At least then if there's another blip, she can increase it.

Otherwise she's looking at increasing it to 150mg.

Better to reduce when you have had a longer period of wellness than not at all.

MissCreeAnt · 10/10/2021 10:14

I would keep on at least 50 through Christmas. No matter how much you enjoy Christmas, it tends to bring extra work and stress, especially for women.

Whatever the internet says, I think we're often wise to listen to people around us who love us and have expertise. But dropping to 50 is very different from giving them up altogether.

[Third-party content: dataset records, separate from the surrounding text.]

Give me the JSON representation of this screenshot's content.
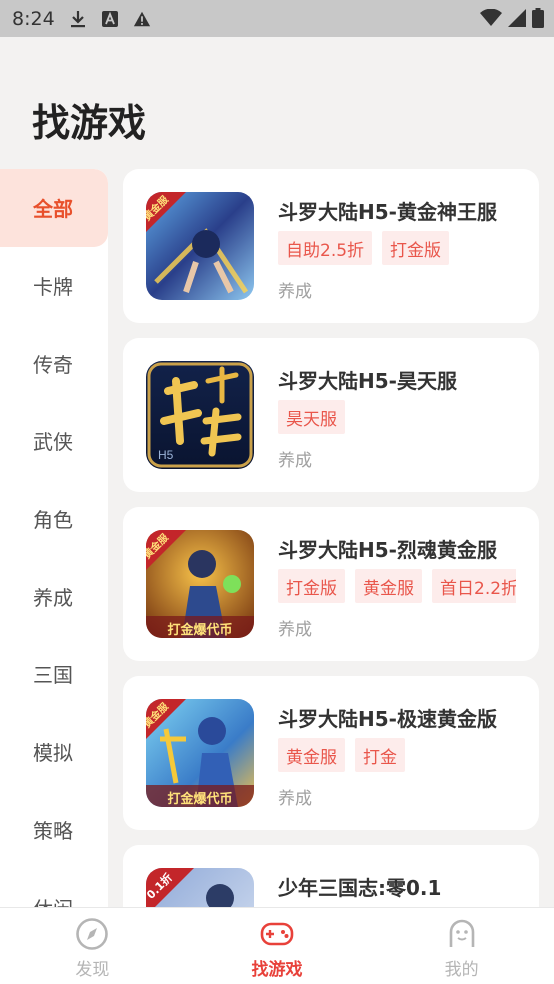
{
  "status_bar": {
    "time": "8:24"
  },
  "page_title": "找游戏",
  "categories": [
    "全部",
    "卡牌",
    "传奇",
    "武侠",
    "角色",
    "养成",
    "三国",
    "模拟",
    "策略",
    "休闲"
  ],
  "games": [
    {
      "title": "斗罗大陆H5-黄金神王服",
      "tags": [
        "自助2.5折",
        "打金版"
      ],
      "genre": "养成",
      "thumb_badge": "黄金服",
      "thumb_banner": ""
    },
    {
      "title": "斗罗大陆H5-昊天服",
      "tags": [
        "昊天服"
      ],
      "genre": "养成",
      "thumb_badge": "",
      "thumb_banner": ""
    },
    {
      "title": "斗罗大陆H5-烈魂黄金服",
      "tags": [
        "打金版",
        "黄金服",
        "首日2.2折"
      ],
      "genre": "养成",
      "thumb_badge": "黄金服",
      "thumb_banner": "打金爆代币"
    },
    {
      "title": "斗罗大陆H5-极速黄金版",
      "tags": [
        "黄金服",
        "打金"
      ],
      "genre": "养成",
      "thumb_badge": "黄金服",
      "thumb_banner": "打金爆代币"
    },
    {
      "title": "少年三国志:零0.1",
      "tags": [],
      "genre": "",
      "thumb_badge": "0.1折",
      "thumb_banner": ""
    }
  ],
  "bottom_nav": [
    {
      "label": "发现"
    },
    {
      "label": "找游戏"
    },
    {
      "label": "我的"
    }
  ],
  "colors": {
    "accent": "#e8502c",
    "tag_text": "#e9564b",
    "tag_bg": "#fdeceb",
    "active_cat_bg": "#fde3dc"
  }
}
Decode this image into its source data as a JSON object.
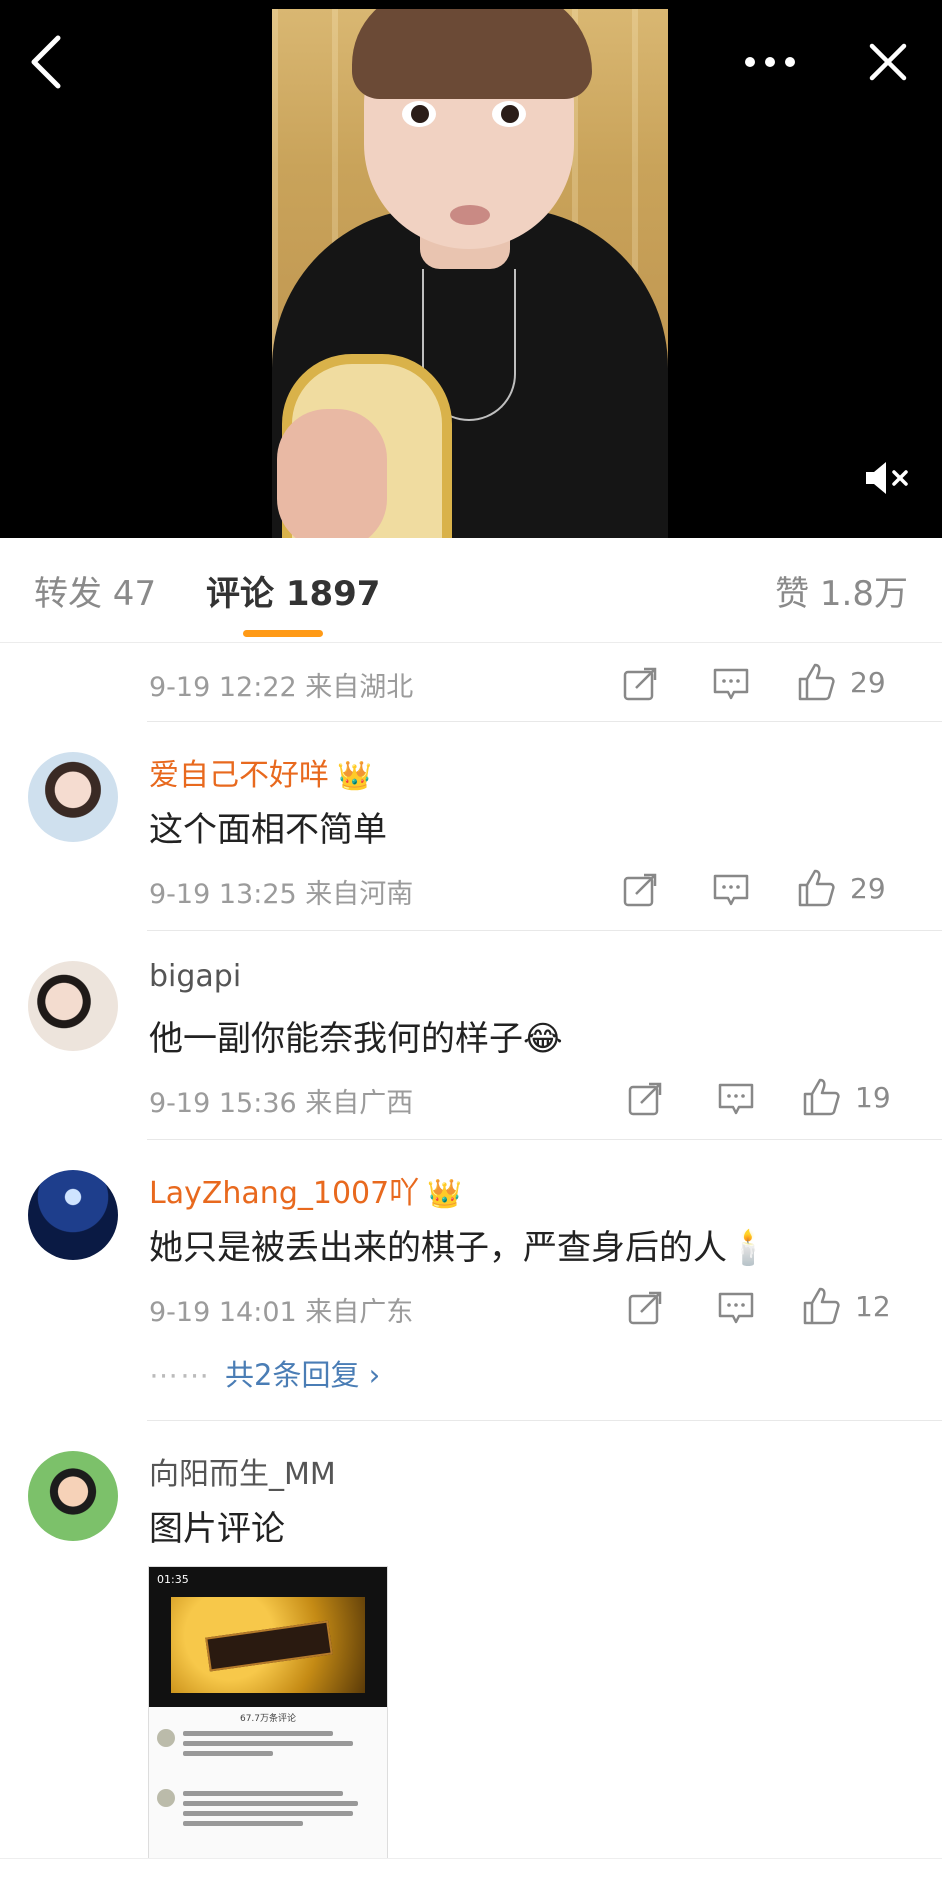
{
  "tabs": {
    "repost": "转发 47",
    "comment": "评论 1897",
    "like": "赞 1.8万"
  },
  "comments": [
    {
      "username": "",
      "text": "",
      "meta": "9-19 12:22 来自湖北",
      "likes": "29"
    },
    {
      "username": "爱自己不好咩",
      "text": "这个面相不简单",
      "meta": "9-19 13:25 来自河南",
      "likes": "29"
    },
    {
      "username": "bigapi",
      "text": "他一副你能奈我何的样子😂",
      "meta": "9-19 15:36 来自广西",
      "likes": "19"
    },
    {
      "username": "LayZhang_1007吖",
      "text": "她只是被丢出来的棋子，严查身后的人🕯️",
      "meta": "9-19 14:01 来自广东",
      "likes": "12",
      "more_replies": "共2条回复 ›",
      "more_dots": "⋯⋯"
    },
    {
      "username": "向阳而生_MM",
      "text": "图片评论",
      "image": {
        "status_time": "01:35",
        "panel_title": "67.7万条评论"
      }
    }
  ],
  "icons": {
    "back": "back-icon",
    "more": "more-icon",
    "close": "close-icon",
    "mute": "mute-icon",
    "share": "share-icon",
    "reply": "reply-icon",
    "like": "thumbs-up-icon",
    "crown": "crown-icon"
  },
  "colors": {
    "accent": "#ff9a16",
    "vip_name": "#e8691e",
    "link": "#4a7db5"
  }
}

HarlanPepper · 10/10/2021 10:22

You've been on for a year after your symptoms stopped, which is in line with guidance about when to consider coming off it. I don't know whether you should or you shouldn't come off it, I can only give you my own experience.

I tapered off 100mg sertraline (for anxiety) at around this time of year and had no relapse for over a year. I did end up back on 50mg for a few months during the first wave of the pandemic but I have been completely med-free since February with no sign of symptoms returning.

My advice would be that if you do decide to come off, plan to taper in tiny increments. Buy a pill cutter if necessary, and each time you reduce the dose, stay on that dose for two weeks before reducing again.